日本の医者は何故英語が出来ないか

日本の医者は何故英語がダメなのか。



今、医者にとって英語が死活的意味を持つのは大学入試だけだ。医学部に入ってしまえば、試験は全て日本語のアンチョコで通るし、臨床は全部日本語の「すぐ分かる」「1日で読める」「知らなくても分かる」うんたらかんたらで済んでしまう。本当は済まないのだが、済んだ気になれる。



医師国家試験は当然日本語だし、専門医試験も全て日本語。だから今医者が医学部を出てから英語がどうしても必要という場面がない。



語学というのは使わなければどんどん錆びるから、要するに医者の英語力は大学入試の後、下がる一方なのだ。



昔は医者は医学博士を取るもの、という習慣があった。それは医局制度という、一種の奴隷制とセットだったから、それがなくなったのは基本的には良いことなのだが、医学博士を取らないということは学位論文も書かないのだから、マジで医者は大学入試が終わると一生英語に縁が無くなってしまった。医局に入らない、大学院に進んで医学博士を取らないということは海外学会出張もしないし英論文も読まないという事だから。



実際は日々JAMAやNEJMを読んで最新の医学情報に接している医者と、ハウツー本や製薬会社が宣伝のためにやる講習会に出て勉強したつもりになっている医者は雲泥の差なのだが、患者は「あの先生は毎日世界的に有名な医学雑誌を英語で読んでいる」とか「あの先生は英語で症例報告をしている」とか言うことで医者を選ばない。つまり極めてレベルが高い医者と底辺の医者との区別が付かない。むしろ「患者様」というクリニックに評判が集まる。

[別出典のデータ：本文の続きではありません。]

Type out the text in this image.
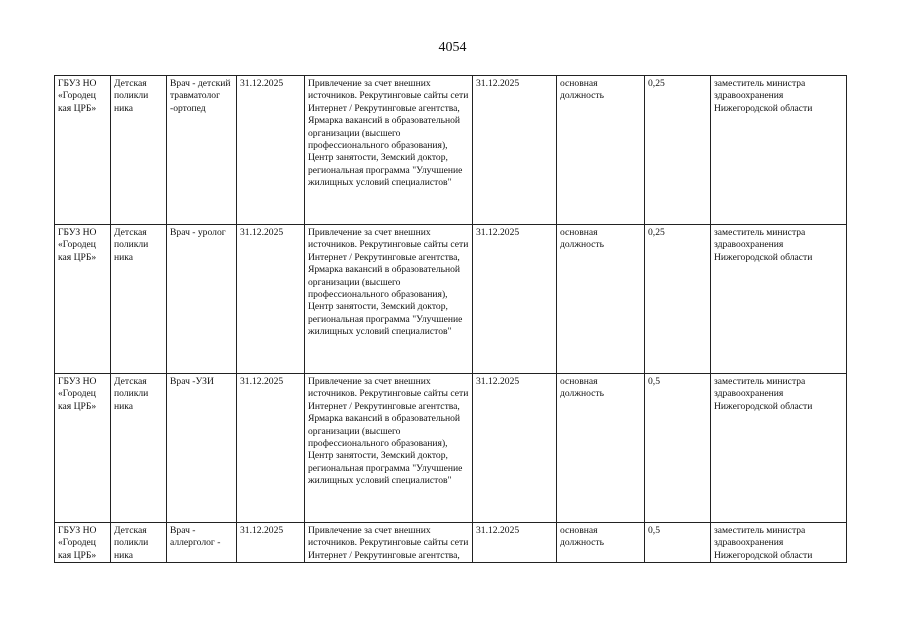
4054
ГБУЗ НО «Городец кая ЦРБ»	Детская поликли ника	Врач - детский травматолог -ортопед	31.12.2025	Привлечение за счет внешних источников. Рекрутинговые сайты сети Интернет / Рекрутинговые агентства, Ярмарка вакансий в образовательной организации (высшего профессионального образования), Центр занятости, Земский доктор, региональная программа "Улучшение жилищных условий специалистов"	31.12.2025	основная должность	0,25	заместитель министра здравоохранения Нижегородской области
ГБУЗ НО «Городец кая ЦРБ»	Детская поликли ника	Врач - уролог	31.12.2025	Привлечение за счет внешних источников. Рекрутинговые сайты сети Интернет / Рекрутинговые агентства, Ярмарка вакансий в образовательной организации (высшего профессионального образования), Центр занятости, Земский доктор, региональная программа "Улучшение жилищных условий специалистов"	31.12.2025	основная должность	0,25	заместитель министра здравоохранения Нижегородской области
ГБУЗ НО «Городец кая ЦРБ»	Детская поликли ника	Врач -УЗИ	31.12.2025	Привлечение за счет внешних источников. Рекрутинговые сайты сети Интернет / Рекрутинговые агентства, Ярмарка вакансий в образовательной организации (высшего профессионального образования), Центр занятости, Земский доктор, региональная программа "Улучшение жилищных условий специалистов"	31.12.2025	основная должность	0,5	заместитель министра здравоохранения Нижегородской области
ГБУЗ НО «Городец кая ЦРБ»	Детская поликли ника	Врач - аллерголог -	31.12.2025	Привлечение за счет внешних источников. Рекрутинговые сайты сети Интернет / Рекрутинговые агентства,	31.12.2025	основная должность	0,5	заместитель министра здравоохранения Нижегородской области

だから今の医者は英語がまったく出来ないし、英語で発信される最新の医学情報に接しなくてはならないという発想自体がない。日本という島国の中でだけしか通用しない医者なのだが、そこで生きるだけであればそれで済むのだ。



要するに日本社会は馬鹿の集まりだから、英語が出来て最新の医学情報を得る有能な医者より「患者様」と言ってへいこらする医者の方が得だ。馬鹿の集まりの中では医者も馬鹿な方が得なのだ。なんだか、箸にも棒にもかからない。